Par la fondation de la ville, le monarque navarrais a cherché à fixer les populations présentes et à promouvoir l’installation d’éléments autochtones dédiés à des activités commerciales et maritimes. L'obligation d'autorisation de la part des habitants pour l'installation des « navarrais » dans la nouvelle cité aurait répondu, plus qu’à une référence ethnique ou d’origine, à une différenciation des activités entre les paysans (navarrais) et les villanos (francs). Entre autres avantages octroyés, signalons l’exemption de service militaire et l’exonération d’impôts pour les activités marchandes et la consommation. Les habitants de la nouvelle cité obtiennent le droit à être jugés dans leur ville, selon leur jurisprudence ou selon le Fuero de Estella (for duquel dérive celui de Donostia).
La juridiction territoriale de la cité donostiarra était grande, depuis l’embouchure du Bidasoa jusqu’à celle de l’Oria et depuis la côte jusqu’à Arano, en Navarre. Les fondations ultérieures des autres cités (les villas de Hondarribia, Errenteria, Hernani, Orio, etc.) à l’intérieur de sa juridiction territoriale donnèrent lieu à de nombreux litiges, notamment pour le contrôle de la baie de Pasajes. Car en effet, même si le site « naturel » de la ville était la baie de la Concha au-dessous de la colline d’Urgull, à côté des murailles, et que de l’autre côté de l’isthme, à l’embouchure de l’Urumea, étaient situés le chantier naval et la jetée de Santa Catalina, à mesure que les embarcations grossissaient, la partie de San Pedro et de la Herrera allait devenir le principal port de Donostia. Donostia exportait du fer guipuzcoan et de la laine de Navarre, et importait des tissus des Flandres. Le royaume de Navarre continua de favoriser le commerce à travers San Sebastián, y compris après l'intégration de Gipuzkoa au sein de la Castille La cité, avec d’autres villas guipuzcoanes, créa son propre système de promotion commerciale : accord commercial avec Bayonne et l’Angleterre, « Confrérie des Marismas » liant plusieurs villes à Vitoria, etc.

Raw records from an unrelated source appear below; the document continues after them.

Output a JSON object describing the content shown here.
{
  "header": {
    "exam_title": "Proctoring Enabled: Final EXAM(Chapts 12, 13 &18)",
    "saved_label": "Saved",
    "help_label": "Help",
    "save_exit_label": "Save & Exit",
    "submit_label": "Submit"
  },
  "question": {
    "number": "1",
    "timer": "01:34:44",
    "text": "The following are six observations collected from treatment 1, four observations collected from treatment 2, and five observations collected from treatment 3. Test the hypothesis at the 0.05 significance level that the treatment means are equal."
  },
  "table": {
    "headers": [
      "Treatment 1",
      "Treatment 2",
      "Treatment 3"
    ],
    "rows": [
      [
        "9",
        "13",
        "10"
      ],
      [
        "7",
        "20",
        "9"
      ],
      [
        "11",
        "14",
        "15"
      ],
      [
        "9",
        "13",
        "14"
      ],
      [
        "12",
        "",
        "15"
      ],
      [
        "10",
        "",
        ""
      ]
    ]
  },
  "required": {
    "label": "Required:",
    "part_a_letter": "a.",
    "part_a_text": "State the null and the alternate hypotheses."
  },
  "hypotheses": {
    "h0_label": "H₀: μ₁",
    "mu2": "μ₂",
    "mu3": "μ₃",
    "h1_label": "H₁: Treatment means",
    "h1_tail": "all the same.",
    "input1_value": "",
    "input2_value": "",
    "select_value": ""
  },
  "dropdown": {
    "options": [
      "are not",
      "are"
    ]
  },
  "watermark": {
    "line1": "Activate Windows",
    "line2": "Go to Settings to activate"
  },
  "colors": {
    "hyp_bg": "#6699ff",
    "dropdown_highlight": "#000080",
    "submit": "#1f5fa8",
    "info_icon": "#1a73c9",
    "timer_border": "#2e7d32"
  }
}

Tout comme Hondarribia (les deux villes étaient des places fortes), Donostia était dotée d’un château et de murailles qui furent agrandies jusqu’à former une citadelle, détruite en 1864 pour permettre le premier élargissement urbain. Des vestiges de ces fortifications sont visibles dans le parking souterrain du Boulevard. Pour sa part, le château de la Mota, sur la colline d’Urgull, est cité pour la première fois en 1199, alors que la ville était déjà fondée (même si certains ajoutent qu’il a été bâti sur une ancienne forteresse). Le fort que l’on voit aujourd’hui daterait d’après le 15e siècle (probablement reconstruit en 1525). Les vestiges de murailles, batteries, etc. qui jonchent le mont Urgull sont plus récents.